Absolutely every move was intentional. Calculated. Yet, he really did seem genuine right now. “What I meant was that I watched you make a grown man shit his pants in traffic two weeks ago. I know for a fact that if your mom and brother hadn’t been with you at that dinner at my dad’s place, you would’ve made Zach cry. Maybe Nate, too. You probably would’ve put my father into cardiac arrest.”

He paused, then shrugged. “And we’ve been… trained to do this. Since birth.”

“Do what?” I snorted before I could help it. “Ruin other people’s lives?”

“Your board is digging their own graves, Jane,” he said, his voice dropping into something heavier. How did he sound sexier, talking about business? “You know it. I know it. What I don’t understand is how you ended up COO of your father’s company when the CEO seat was open.”

The car stopped at a red light and I stared out the windshield at the swirling snow, swallowing the burn rising in my throat. Finally, I just shook my head. “Ask the board. You’ll have them by the balls within the week, anyway. They’ll tell you.”

“Will it be the truth?”

Holy mother of… he really is damn good at this. Picking me apart. Probing. Searching for cracks. Trying to find the spot where I’d break open and spill every ugly thing I’d kept locked down for years.

Too bad for him, it wasn’t going to work. No matter how good he was.

“Take a left here,” I said and he followed my directions, the brownstone coming into view at the end of the block.

Before he even had a chance to pull all the way up to the curb, I was unbuckling, snatching my bottle of wine, and launching myself out of the seat like the car was on fire. The door slammed shut behind me and I knew it was dramatic, but it’d also been necessary. I’d needed out of that damn car.

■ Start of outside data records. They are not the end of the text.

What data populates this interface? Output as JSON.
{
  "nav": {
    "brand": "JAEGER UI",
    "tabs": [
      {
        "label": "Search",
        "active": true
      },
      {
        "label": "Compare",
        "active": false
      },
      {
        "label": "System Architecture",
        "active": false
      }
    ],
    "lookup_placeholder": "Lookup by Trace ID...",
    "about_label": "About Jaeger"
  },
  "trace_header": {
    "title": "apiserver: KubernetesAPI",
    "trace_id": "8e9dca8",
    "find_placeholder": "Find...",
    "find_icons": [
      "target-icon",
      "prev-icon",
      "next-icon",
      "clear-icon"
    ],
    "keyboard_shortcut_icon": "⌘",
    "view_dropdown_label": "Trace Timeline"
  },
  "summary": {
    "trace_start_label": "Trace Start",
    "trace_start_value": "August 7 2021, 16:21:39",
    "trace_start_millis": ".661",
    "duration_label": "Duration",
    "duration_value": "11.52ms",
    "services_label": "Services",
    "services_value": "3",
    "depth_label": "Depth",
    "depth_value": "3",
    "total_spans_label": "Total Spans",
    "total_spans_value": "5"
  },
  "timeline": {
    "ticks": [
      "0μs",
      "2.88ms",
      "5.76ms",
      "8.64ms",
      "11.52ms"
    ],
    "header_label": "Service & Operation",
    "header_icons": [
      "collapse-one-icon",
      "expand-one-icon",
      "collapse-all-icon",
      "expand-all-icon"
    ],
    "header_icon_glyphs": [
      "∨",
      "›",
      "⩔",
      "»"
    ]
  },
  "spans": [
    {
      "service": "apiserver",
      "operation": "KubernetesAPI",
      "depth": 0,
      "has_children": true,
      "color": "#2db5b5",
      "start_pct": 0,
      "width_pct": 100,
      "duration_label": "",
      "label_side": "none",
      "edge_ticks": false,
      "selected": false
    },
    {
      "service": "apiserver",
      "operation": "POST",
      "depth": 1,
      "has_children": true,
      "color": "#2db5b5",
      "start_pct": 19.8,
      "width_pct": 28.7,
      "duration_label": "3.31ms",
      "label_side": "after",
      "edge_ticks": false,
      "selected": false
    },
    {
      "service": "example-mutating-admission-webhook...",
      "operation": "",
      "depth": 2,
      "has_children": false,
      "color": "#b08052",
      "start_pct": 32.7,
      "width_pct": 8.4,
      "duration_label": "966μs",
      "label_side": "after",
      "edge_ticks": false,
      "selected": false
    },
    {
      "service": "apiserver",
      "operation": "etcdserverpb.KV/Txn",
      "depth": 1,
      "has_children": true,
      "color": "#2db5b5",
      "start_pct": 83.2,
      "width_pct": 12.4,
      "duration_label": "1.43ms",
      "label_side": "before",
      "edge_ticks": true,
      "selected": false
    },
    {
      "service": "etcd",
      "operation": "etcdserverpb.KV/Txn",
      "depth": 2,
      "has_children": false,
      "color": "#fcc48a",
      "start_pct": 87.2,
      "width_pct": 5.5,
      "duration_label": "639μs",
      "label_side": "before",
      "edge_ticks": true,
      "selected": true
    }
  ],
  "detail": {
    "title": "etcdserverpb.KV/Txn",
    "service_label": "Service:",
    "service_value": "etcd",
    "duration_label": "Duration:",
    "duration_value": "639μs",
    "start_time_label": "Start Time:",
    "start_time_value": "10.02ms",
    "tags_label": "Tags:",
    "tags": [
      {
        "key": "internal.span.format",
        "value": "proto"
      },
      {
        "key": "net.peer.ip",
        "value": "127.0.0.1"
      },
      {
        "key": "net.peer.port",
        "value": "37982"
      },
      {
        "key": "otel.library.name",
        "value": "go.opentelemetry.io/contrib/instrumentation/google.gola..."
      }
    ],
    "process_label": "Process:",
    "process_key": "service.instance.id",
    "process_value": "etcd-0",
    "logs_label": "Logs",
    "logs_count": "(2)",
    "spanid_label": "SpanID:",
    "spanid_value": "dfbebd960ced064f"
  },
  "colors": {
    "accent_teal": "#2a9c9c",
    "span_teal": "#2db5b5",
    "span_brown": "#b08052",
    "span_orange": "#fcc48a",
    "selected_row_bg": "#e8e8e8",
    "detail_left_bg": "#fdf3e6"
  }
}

Of course, the universe wouldn’t let me have even one exit with dignity. My boot slipped on the first icy step and my free hand flew out. The wine wobbled dangerously as I caught myself with a muttered curse.

I regained my balance, mentally willed myself to stop vibrating from adrenaline left over after that encounter, and forced myself up the steps without looking back. Except, somehow, I could still feel him there, his engine idling and his headlights washing over the snow.

Probably watching me with those intent green eyes. He didn’t pull away until I’d unlocked the front door, practically fallen inside, and then shut it behind me.

It was only a few seconds after that when I heard the faint roll of tires on slush as he finally drove off. I leaned back against the door, my breath coming too fast and my heartbeat punching at my ribs. The wine bottle thudded lightly against my thigh as my hand shook, but then the silence closed in.

All the rage, the grief, and the old, rotting hurt I’d been suffocating under for years surged up at once, threatening to drag me under. I squeezed my eyes shut, wondering where this was suddenly coming from.

I was good at shoving this stuff down, pretending it’d never even affected me to begin with, but then I realized that Alex Westwood had gotten under my skin tonight—and the worst part was that I’d let him.